Sequence Parallelism and Context Length Scaling

As context lengths grow from 4K to 128K tokens, activations for a single sequence no longer fit in a single GPU's memory — even within a tensor-parallel group. Sequence parallelism addresses this by distributing the sequence dimension across GPUs, partitioning the key-value cache and attention computation along the token axis.

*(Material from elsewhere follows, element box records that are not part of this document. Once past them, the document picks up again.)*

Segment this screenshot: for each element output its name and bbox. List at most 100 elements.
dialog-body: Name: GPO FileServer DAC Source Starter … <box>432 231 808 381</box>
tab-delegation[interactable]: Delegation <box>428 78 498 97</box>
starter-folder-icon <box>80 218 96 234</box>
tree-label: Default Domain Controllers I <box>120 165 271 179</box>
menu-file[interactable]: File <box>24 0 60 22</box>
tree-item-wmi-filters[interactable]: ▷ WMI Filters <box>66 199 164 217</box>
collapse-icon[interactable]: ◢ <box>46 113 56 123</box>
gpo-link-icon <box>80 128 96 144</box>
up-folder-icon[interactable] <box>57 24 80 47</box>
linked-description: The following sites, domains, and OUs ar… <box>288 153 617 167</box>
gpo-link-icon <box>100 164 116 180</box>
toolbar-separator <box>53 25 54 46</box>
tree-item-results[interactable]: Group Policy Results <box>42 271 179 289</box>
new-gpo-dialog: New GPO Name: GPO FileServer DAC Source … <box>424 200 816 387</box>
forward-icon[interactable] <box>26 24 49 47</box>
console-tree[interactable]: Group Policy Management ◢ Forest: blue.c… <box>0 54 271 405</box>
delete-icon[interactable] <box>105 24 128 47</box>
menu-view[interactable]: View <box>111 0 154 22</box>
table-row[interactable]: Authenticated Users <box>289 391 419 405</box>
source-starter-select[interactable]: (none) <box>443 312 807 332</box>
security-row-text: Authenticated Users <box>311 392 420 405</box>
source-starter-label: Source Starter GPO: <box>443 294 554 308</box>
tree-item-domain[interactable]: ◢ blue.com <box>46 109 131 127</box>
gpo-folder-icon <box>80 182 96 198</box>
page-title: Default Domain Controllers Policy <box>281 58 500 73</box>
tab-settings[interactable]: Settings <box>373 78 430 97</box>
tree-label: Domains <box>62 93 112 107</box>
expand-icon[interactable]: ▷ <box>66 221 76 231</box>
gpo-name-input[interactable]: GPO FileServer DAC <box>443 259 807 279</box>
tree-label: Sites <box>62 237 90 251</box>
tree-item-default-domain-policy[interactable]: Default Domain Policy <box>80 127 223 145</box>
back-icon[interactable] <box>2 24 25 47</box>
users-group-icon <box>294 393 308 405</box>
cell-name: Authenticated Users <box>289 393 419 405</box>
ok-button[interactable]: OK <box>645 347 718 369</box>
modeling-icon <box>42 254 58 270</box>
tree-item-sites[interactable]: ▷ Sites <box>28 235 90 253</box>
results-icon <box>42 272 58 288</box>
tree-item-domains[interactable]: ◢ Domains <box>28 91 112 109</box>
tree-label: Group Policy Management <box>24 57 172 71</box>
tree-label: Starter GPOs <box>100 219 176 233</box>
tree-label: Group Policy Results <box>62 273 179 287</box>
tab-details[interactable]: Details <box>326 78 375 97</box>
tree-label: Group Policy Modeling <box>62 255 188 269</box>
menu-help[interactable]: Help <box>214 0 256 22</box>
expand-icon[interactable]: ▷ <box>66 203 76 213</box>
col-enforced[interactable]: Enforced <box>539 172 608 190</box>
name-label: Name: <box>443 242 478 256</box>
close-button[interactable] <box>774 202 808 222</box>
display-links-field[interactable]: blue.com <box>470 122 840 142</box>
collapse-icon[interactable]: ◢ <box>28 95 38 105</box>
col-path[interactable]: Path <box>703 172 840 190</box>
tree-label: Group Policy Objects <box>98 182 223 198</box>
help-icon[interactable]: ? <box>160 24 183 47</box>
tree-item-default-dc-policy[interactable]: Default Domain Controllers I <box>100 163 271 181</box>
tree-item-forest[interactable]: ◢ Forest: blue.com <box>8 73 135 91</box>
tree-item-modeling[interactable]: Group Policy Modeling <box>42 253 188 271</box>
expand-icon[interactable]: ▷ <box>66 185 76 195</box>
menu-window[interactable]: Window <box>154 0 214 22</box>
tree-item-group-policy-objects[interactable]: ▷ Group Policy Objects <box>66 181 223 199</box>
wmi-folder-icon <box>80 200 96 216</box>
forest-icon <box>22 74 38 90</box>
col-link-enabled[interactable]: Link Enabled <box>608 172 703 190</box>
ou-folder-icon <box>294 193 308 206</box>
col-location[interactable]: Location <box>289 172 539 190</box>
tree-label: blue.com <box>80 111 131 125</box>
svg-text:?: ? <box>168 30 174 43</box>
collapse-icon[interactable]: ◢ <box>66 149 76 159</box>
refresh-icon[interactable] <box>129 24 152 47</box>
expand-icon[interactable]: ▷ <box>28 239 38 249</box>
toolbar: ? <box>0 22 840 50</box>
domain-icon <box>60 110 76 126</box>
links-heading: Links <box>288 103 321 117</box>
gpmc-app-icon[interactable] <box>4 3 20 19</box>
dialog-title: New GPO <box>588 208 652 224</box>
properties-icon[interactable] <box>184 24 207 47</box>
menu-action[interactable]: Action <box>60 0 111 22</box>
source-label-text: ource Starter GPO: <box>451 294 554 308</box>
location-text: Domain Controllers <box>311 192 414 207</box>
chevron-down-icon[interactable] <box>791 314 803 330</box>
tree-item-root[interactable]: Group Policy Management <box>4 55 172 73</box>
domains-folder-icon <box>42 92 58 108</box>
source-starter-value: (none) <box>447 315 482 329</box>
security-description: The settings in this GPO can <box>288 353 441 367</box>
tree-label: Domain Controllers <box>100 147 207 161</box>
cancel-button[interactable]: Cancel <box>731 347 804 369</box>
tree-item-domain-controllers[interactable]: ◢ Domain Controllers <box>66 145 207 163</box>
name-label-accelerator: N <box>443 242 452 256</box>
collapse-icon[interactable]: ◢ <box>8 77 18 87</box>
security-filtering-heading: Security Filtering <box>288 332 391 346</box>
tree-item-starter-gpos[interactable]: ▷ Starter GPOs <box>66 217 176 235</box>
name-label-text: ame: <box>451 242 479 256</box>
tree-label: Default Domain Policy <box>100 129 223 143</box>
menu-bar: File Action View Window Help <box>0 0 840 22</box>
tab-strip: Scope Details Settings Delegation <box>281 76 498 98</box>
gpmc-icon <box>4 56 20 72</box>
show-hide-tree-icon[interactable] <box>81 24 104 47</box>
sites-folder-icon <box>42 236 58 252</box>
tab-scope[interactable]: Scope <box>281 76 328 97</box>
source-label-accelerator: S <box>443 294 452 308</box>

Ring attention (DeJaVu, Ring Flash Attention) implements causal attention in a ring-allreduce pattern: each GPU processes a segment of the sequence and incrementally computes attention scores with remote key-value blocks as they are passed around the ring. This enables training with context lengths of 1 million tokens or more at the cost of increased inter-GPU communication proportional to the sequence length. For retrieval-augmented and long-context applications, sequence parallelism is becoming a fourth required dimension in distributed training configurations.

Key Takeaways

Data parallelism is the baseline strategy; ZeRO Stage 3 enables it for models much larger than a single GPU's memory capacity.
Tensor parallelism splits individual matrix multiplications within a node, using NVLink for low-latency synchronization — typically limited to TP degree of 4 or 8.
Pipeline parallelism distributes model depth across nodes, with careful micro-batch scheduling to minimize pipeline bubbles.
3D parallelism combines all three dimensions, with each assigned to the appropriate network tier for optimal bandwidth utilization.
Sequence parallelism is becoming essential for long-context training, distributing the sequence dimension across GPUs in a ring pattern.
Optimal parallelism configurations require empirical profiling — no single formula applies across all models and hardware configurations.

Conclusion

Distributed training for large language models is a multi-dimensional engineering problem. The right combination of parallelism strategies depends on model architecture, hardware topology, network bandwidth at each tier, and the specific bottlenecks of the target workload. As models continue to scale and context lengths grow, the sophistication of distributed training frameworks will continue to advance. Understanding the fundamental tradeoffs of each parallelism dimension equips ML infrastructure teams to reason systematically about training efficiency and make principled decisions as they scale from hundreds to thousands of GPUs.